Sejujurnya, kita bersyukur ketika ada gerakan sosial-politik untuk memperbaiki kondisi kehidupan bangsa Indonesia. Demi Allah, kita bersyukur atas semangat masyarakat (khususnya aktivis) untuk mengadakan perbaikan kondisi Orde Baru. Orde Baru jelas jauh dari ideal, banyak kekurangan-kekurangannya. Ketika hal itu ingin diperbaiki, ya alhamdulillah. Itulah yang diinginkan semua pihak. Pendek kata, agenda-agenda politik untuk memperbaiki kondisi kehidupan masyarakat Indonesia adalah sangat mulia.

Namun anehnya, setelah Reformasi berjalan lebih dari 10 tahun (1998-2009) kenyataan baik yang kita harapkan sangat jauh dari harapan. Ya, masyarakat semua telah menyaksikan bahwa kondisi kehidupan saat ini jauh lebih sulit ketimbang era Orde Baru dulu. Secara sederhana saya katakan: “Apa sih artinya Reformasi itu? Apa sih arti Reformasi secara bahasa?” Reformasi kan artinya perbaikan, atau rekonstruksi. Lho, kok setelah Reformasi bergulir kehidupan masyarakat menjadi semakin buruk, sengsara, penuh penderitaan lahir-batin? Berarti selama ini yang terjadi bukan Reformasi, tetapi DEKONSTRUKSI (penghancuran) kehidupan.

Alih-alih mau menyamai prestasi Orde Baru dalam kebaikan, menyamakan harga beras saja agar sama seperti era Orde Baru dulu dengan standar Rp. 1000,- per kilogram, susahnya bukan main. Bahkan sangat musrtahil tercapai saat ini. Meskipun Indonesia diklaim telah “swasembada beras”.

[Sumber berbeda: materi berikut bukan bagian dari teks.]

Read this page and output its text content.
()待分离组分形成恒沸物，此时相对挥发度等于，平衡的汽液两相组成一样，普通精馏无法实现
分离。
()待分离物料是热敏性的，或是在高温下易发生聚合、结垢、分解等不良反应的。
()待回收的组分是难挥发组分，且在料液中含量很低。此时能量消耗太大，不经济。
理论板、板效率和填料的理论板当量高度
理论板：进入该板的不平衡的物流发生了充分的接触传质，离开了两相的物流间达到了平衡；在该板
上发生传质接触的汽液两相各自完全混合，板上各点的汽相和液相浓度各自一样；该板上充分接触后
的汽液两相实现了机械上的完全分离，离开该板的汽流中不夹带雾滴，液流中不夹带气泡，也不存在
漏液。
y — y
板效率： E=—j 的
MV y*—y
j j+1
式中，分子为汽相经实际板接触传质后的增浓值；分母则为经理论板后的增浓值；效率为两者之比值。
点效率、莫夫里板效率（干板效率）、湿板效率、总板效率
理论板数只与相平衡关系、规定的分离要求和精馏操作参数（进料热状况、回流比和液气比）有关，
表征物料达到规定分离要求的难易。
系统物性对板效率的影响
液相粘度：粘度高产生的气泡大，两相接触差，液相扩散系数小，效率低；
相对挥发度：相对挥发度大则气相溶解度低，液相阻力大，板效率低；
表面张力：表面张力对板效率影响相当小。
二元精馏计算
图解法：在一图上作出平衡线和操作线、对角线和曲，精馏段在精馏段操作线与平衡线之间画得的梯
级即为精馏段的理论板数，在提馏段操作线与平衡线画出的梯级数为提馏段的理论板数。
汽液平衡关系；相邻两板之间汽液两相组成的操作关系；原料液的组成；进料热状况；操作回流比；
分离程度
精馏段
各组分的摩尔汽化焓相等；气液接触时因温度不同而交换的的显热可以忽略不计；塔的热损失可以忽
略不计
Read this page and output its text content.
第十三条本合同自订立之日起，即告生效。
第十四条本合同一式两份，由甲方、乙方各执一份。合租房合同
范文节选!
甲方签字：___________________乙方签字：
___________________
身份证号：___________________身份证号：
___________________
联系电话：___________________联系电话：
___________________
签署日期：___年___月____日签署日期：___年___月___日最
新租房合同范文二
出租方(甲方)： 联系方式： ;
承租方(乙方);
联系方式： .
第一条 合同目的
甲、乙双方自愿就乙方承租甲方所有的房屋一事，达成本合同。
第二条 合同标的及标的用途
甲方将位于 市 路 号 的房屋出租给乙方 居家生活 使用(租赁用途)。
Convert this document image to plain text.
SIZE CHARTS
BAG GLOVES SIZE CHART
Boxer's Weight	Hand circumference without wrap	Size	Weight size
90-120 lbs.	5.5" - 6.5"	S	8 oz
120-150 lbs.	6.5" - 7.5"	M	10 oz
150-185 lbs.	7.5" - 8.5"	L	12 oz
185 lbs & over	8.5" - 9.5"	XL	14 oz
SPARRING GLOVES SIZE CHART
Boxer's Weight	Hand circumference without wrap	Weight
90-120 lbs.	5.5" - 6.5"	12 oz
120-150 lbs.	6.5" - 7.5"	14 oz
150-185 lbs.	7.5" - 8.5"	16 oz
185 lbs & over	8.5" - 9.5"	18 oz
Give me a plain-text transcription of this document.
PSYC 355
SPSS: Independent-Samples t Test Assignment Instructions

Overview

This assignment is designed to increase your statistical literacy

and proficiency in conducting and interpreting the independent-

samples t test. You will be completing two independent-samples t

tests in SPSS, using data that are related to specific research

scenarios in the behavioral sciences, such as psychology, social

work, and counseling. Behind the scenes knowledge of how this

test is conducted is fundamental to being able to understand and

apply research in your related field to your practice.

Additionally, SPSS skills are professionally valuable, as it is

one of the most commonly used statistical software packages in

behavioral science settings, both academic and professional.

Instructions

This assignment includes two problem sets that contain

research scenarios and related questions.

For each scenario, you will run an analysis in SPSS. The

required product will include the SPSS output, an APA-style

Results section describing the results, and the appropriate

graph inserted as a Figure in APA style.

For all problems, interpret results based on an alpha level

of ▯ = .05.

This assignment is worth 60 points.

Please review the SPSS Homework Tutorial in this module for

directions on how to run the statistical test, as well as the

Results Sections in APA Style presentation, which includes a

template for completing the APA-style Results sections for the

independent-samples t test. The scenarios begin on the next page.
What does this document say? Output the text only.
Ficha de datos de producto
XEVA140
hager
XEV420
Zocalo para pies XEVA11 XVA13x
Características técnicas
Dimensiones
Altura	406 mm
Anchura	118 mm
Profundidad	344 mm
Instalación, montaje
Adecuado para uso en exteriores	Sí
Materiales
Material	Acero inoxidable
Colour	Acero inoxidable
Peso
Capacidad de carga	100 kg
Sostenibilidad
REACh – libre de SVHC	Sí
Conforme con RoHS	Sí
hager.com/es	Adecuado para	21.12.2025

Dan lebih aneh lagi ketika kita menyaksikan sikap-sikap politik regim SBY dalam 5 tahun terakhir, khususnya sejak 2008 sampai 2009. Hal-hal yang dulu dikecamkan ke Soeharto, sepertinya satu demi satu dilakukan oleh penguasa masa kini. Sikap otoriter, pemusatan kekuasaan, memakai mesin birokrasi untuk tujuan politik, bersikap repressif kepada Ummat Islam (dalam isu terorisme), dan sebagainya, kini dilakukan lagi.

Dan untuk semua kenyataan ini: Media massa, pakar politik, pakar akademisi, para cendekiawan, media-media Barat, politisi, para birokrat, dan sebagainya, mereka memilih diam, membiarkan, mendukung, men-support, melindungi, mengiyakan, memproteksi, dan seterusnya. Ketika Soeharto melakukan hal-hal yang zhalim dalam politiknya, mereka semua sepakat MENGEROYOK Soeharto sampai terjatuh. Tetapi saat sikap-sikap otoriter itu dilakukan oleh penguasa saat ini, mereka diam seribu bahasa.

Inilah kenyataan yang sangat aneh bin ajaib. Ketika Soeharto bersikap otoriter, semua pihak menghabisinya dengan hujatan-hujatan luar biasa. Namun saat penguasa saat ini (SBY) bersikap otoriter dan memusatkan kekuasaan ke dirinya, mereka semua diam saja, seolah seperti “gak tahu apa-apa”. Dari sekian banyak media-media TV, hanya MetroTV saja yang berani bersikap independen. Meskipun dalam banyak kasus yang lain, MetroTV juga sama-sama membeo kekuasaan.

INTINYA DI MANA?

Kita menjumpai perkara yang sama, yaitu sikap OTORITER penguasa, baik di masa Orde Baru, maupun di zaman sekarang. Sama-sama otoriternya. Hanya saja, Soeharto lebih panjang waktu berkuasanya, sehingga lebih banyak catatan kezhalimannya yang ditulis para pemerhati. Sementara SBY baru 5 tahun, dan akan memimpin 10 tahun, dengan ijin Allah. Baik kepemimpinan Soeharto atau SBY, sama-sama mengadung sikap politik otoriter. Hanya bedanya, Soeharto mudah tersenyum, sedang yang satu lagi mahal senyum.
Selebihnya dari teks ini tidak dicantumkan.